Observatory Code Tables

For optical observations, the standard source is the observatory-code list maintained by the Minor Planet Center (MPC) for the IAU.1

For radar observations, the JPL small-body radar astrometry page is the better source for radar-site geodetic coordinates.2 The MPC observatory-code list also contains most radar sites, but the JPL list gives better site positions, so DiffOrb uses the JPL radar observatory table for radar sites.

Site State Model

Site stores a uniform batch of numerical fields. Ground rows store positions in the International Terrestrial Reference System (ITRS). Space rows store canonical positions in the Geocentric Celestial Reference System (GCRS), in astronomical units.
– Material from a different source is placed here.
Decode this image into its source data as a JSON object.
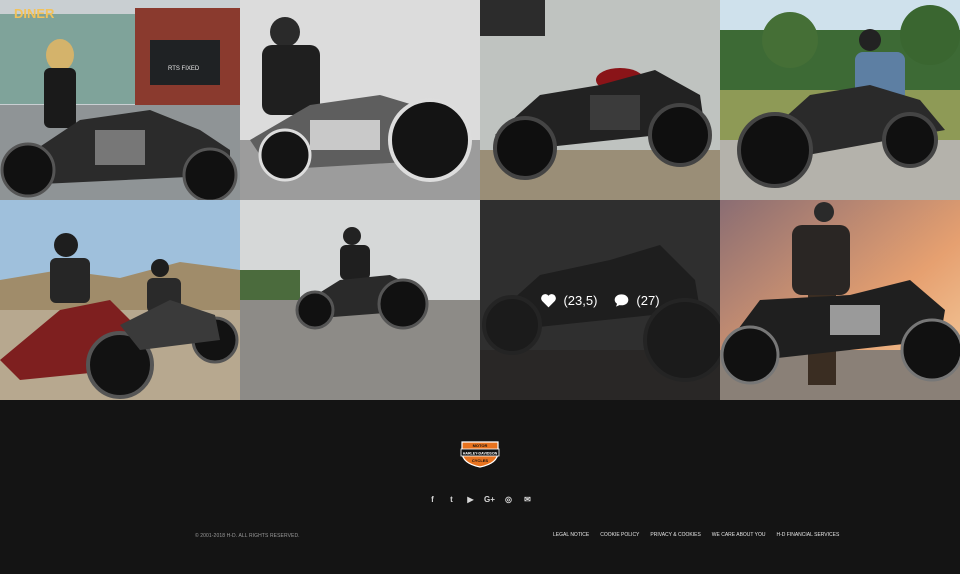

When a state is requested, Site.state(...) returns one State batch. Ground rows are converted from ITRS to GCRS through Earth rotation, then transformed to the requested frame if needed. Space rows use their stored GCRS payload directly. This keeps optical reduction, initial orbit determination, and differential correction on one observer-state path even when the input contains both terrestrial and space-based observations.

Identity And Display

The optical observation table stores observer keys in OpticalObservationData.rx_codes. It does not keep a separate raw station code or separate observer-position columns.

Station grouping uses identity keys:

  • A fixed ground key such as 568 groups as 568.
  • A roving key such as 247 @ 10, 20, 30 groups by the full key.
  • A space key such as C51 # 0.0001, 0.0002, 0.0003 groups as C51.

This distinction matters because roving coordinates identify the observing site, while space-observer coordinates are the instantaneous state data associated with an already distinct station code.